Indeed, in the UK in particular, three companies dominate the chocolate market, accounting for three quarters of all sales, Kraft/Cadbury, Mars and Nestle. Although with the recent takeoever of Cadbury by Kraft, it is unclear to date what percentage of the global market each now holds.

Nontheless, Mars Bar remains Mars’ biggest brand and is a key player in the total chocolate confectionery market. The firm claims that its media spend in 2010 will be 42% greater than in 2009.

Kepler Capital Markets analyst Jon Cox however, believes the restructuring may go one step further and could result in plant closures.

“Obviously, like most of the chocolate makers, they realise the plants are probably decades old and not running at a particularly efficient level, so I presume the idea behind the restructuring is that [Mars] are going to go through the whole supply chain. We’ve seen a similar thing with Nestle, Hershey and more recently with Kraft/Cadbury. Will there be plant closures?
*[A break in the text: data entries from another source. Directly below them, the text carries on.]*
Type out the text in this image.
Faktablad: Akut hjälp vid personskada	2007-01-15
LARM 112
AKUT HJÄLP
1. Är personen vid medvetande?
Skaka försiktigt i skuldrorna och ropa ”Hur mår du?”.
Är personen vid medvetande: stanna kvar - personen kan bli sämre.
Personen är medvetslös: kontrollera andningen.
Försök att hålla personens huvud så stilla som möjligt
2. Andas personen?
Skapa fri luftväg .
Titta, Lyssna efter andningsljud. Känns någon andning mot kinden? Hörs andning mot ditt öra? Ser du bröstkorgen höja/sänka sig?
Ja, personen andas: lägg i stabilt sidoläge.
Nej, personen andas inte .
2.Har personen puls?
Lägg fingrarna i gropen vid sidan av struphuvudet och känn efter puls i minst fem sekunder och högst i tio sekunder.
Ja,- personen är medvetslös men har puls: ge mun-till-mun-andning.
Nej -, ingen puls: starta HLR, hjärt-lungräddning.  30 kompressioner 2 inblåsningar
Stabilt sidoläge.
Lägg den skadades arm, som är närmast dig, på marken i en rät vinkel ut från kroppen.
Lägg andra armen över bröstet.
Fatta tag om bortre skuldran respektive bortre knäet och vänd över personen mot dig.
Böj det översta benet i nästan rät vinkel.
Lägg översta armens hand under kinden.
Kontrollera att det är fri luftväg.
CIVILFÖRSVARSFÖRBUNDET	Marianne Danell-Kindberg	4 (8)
Probably.”

Nonetheless, Cox believes the timing of the decision to restructure could be right.

“It’s something they’ve probably been thinking about for some time and there may be a need to maybe improve profitability, cash flow and free up resources in terms of cash flow,” Cox told just-food.

“This is probably a good a time as any to do it,” he adds. “It’s a bit of an industry trend, there has been quite a lot of this reorganising of the whole supply chain going on, because a lot of the factories are decades old and maybe only running at less than half of their capacity, so it’s a bit of a trend really.”

While Mars is keen to play down the enormity of the decision, the Twix maker has clearly set the ball rolling with the confirmation of a number of appointments.

Fiona Dawson will head up the UK’s chocolate business as president. She has been promoted from the role of managing director.

Peter West, general manager for Mars Snackfood, will run the continental Europe operations. No other appointments have yet been announced.

And so as Mars puts the finishing touches to its plans, the industry will watch and wait for the results of what could be the firm’s biggest restructuring to date.